Two U.S. intelligence officials said that so far, no evidence indicated that the alleged co-conspirators were about to enter an operational phase -- as some U.S. and Lebanese authorities have said in recent days -- or that they had even decided to go forward with the plot.

"There have been suggestions that this was a lot further along than it was," said one of the U.S. officials.

"The bottom line is that there may have been less here than meets the eye."

Hammoud, 31, has been charged in Lebanon with being mastermind of the plot. Authorities there say he has confessed to that and to pledging an oath of allegiance to Al Qaeda.

Two other men are being held in undisclosed locations overseas, and authorities have linked five others to the alleged plot.

The U.S. intelligence official said that authorities in the United States, Lebanon, Denmark and other countries were trying to unravel threads of the alleged plot that could give them a clearer picture of the suspected terrorists' intentions.

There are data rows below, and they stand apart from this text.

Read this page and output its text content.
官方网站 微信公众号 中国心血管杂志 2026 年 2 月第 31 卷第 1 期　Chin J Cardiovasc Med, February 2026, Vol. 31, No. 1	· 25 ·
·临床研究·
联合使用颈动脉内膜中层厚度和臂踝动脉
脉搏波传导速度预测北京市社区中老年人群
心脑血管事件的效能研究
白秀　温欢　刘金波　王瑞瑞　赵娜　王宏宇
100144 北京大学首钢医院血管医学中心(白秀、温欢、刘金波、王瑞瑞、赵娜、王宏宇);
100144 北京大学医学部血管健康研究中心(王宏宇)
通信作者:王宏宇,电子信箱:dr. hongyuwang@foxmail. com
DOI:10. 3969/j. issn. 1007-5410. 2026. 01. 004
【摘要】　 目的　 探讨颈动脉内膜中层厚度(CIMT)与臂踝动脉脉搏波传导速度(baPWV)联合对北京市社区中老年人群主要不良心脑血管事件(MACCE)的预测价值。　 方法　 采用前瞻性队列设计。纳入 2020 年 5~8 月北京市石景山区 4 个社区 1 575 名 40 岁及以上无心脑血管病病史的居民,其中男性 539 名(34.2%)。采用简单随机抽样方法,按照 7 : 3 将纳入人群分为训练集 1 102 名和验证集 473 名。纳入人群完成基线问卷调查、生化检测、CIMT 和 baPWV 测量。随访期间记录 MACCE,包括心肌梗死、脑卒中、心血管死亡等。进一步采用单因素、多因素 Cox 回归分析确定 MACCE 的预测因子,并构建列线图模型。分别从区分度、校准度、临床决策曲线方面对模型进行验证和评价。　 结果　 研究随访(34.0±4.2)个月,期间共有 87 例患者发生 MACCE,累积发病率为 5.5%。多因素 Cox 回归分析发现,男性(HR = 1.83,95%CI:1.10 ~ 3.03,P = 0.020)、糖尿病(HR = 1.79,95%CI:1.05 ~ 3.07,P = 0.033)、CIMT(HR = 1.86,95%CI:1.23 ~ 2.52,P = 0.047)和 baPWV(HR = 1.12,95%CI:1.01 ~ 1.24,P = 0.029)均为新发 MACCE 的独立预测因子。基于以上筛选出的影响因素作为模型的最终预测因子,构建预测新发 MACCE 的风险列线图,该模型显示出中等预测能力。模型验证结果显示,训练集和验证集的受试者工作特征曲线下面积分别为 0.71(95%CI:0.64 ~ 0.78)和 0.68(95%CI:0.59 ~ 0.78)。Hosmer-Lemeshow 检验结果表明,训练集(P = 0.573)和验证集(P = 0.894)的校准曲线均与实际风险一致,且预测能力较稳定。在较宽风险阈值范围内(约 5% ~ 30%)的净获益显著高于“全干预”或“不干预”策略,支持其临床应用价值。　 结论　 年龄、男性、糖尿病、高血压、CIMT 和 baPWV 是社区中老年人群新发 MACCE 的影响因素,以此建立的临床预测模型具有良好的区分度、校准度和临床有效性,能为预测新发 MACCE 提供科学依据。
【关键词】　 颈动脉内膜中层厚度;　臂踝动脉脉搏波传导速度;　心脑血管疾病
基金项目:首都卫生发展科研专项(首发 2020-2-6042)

He said U.S. authorities were trying to reconcile their intelligence with claims by Lebanese authorities that Hammoud had connections to Al Qaeda and was intent on launching an attack.

But, the official cautioned, "there is good reason to be skeptical about how far along this had gone....

"It was in large part jihadist bravado."

The second intelligence official said, "They had no logistical arrangements; they certainly hadn't done the kind of thorough intelligence check; they didn't have explosives." The official added that comments about an Al Qaeda connection to the plot appeared to be somewhat overblown.